I don't believe that a suggested purpose to life like "doing good for
others" (I really said "doing good things" - however that is defined for
you) is a true or given purpose. It is appealing to me, probably because
I grew up with Christianity not with Hinduism (where helping the poor is
sometimes frowned upon).
Why would people want to be like Wilberforce or Mother Theresa? Well,
they are world famous and highly respected people, right? Apparently
people don't want to be like them in the sense of giving up all worldly
possessions because anyone could do that, if they really wanted to, but
they don't do it, so I conclude that they don't want to. Giving it all up
is taking a big chance. You might never get on the cover of Time and you
might be forgotten dying of some infectious disease in a hut in Africa
somewhere. But you might become world famous and win a Nobel Peace prize
and get your picture in the newspaper and everyone will love you and say
that you are great. People want to gamble only if they know they will
win.
Individual psychology can play into it, of course. Maybe Wilberforce and
Mother Theresa were both homosexuals who believed that God would punish
them unless they made extraordinary sacrifices.
Why is it evolutionary advantageous to find this supreme pleasure in
being self-sacrificial? Look at people around you. Who is truly happy?
Most people seem pretty happy to me. I think married people with families
might be happier on most days than single people living alone.

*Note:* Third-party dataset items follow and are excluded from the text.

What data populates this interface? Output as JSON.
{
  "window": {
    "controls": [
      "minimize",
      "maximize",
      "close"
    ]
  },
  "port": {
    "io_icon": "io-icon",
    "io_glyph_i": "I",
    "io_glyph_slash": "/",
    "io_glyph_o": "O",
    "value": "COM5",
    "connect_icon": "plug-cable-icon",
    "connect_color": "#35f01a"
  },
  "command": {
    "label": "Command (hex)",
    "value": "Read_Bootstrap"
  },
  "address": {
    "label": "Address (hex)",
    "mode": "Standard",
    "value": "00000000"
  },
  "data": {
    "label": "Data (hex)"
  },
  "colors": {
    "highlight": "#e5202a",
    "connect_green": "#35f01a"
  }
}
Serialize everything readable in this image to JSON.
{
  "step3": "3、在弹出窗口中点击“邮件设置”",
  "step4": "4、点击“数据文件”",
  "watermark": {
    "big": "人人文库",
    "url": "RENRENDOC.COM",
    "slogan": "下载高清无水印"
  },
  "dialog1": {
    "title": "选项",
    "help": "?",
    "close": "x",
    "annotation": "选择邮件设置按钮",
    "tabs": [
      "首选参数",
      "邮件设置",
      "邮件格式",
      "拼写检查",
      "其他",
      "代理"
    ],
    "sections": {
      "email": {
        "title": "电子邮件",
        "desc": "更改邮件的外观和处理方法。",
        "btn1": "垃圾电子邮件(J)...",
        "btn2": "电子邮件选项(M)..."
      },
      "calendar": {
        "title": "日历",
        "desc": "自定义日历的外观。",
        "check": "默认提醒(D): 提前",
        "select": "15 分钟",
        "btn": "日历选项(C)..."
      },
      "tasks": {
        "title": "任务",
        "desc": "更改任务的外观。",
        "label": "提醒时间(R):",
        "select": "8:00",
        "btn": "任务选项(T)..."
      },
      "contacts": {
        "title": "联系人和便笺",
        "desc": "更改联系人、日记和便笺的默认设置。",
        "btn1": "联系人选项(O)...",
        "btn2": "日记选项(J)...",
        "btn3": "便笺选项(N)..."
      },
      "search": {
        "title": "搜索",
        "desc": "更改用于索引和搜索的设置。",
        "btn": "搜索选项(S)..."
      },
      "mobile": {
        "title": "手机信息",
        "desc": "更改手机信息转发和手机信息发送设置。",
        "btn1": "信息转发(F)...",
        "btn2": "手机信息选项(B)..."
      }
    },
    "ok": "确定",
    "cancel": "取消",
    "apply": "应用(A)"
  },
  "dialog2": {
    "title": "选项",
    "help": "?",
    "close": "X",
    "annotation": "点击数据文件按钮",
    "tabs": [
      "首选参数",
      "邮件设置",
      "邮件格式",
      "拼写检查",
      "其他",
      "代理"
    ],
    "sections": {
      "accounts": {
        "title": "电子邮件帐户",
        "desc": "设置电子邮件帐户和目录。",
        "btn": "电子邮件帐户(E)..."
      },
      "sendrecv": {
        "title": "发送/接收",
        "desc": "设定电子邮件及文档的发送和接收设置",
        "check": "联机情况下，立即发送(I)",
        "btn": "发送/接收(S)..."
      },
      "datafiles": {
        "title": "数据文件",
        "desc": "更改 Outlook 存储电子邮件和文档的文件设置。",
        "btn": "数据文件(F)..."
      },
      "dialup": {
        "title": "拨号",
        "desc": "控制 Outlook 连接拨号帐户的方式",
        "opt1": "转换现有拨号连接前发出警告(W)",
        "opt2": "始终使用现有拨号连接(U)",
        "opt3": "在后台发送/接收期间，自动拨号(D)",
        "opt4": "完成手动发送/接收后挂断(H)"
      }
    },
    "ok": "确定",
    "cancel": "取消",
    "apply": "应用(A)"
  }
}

For example, Michael jokes about his lack of sex life. We think that if
only we could find a good woman, then life would be bliss. But those
who live that life find that the satisfaction it brings ultimately is
fleeting. The same is true of those who seek power or money. Even
those who seek the intellectual pleasures find in the end that it does
not give the ultimate joy.
But look at those who live the self-sacrificial life. Even at the very
ends of their lives, even if they are in pain because of illness, even
if they are mildly senile - all these people have a vibrancy emanating
from their eyes that reveals that they just know that they have lived a
life that is worth living.
Huh? "all these people" -- were you there or have you seen photos? I
think you're romanticizing and imagining things.
Where does this desire for purpose come from? And why is it that the
highest personal satisfaction is only achieved when one feels that ones
life really has had a purpose?
I don't know, but not everyone has this problem of a need for purpose.
Some people are busy enough getting food to eat that they don't think
about it very much.
Let me guess, you're going to say that it is because of God or a lack of
God in their lives that they have these feelings. People have been saying
that for thousands of years and trying to impose Christianity on millions
of people all over the world and our problems are the same as always.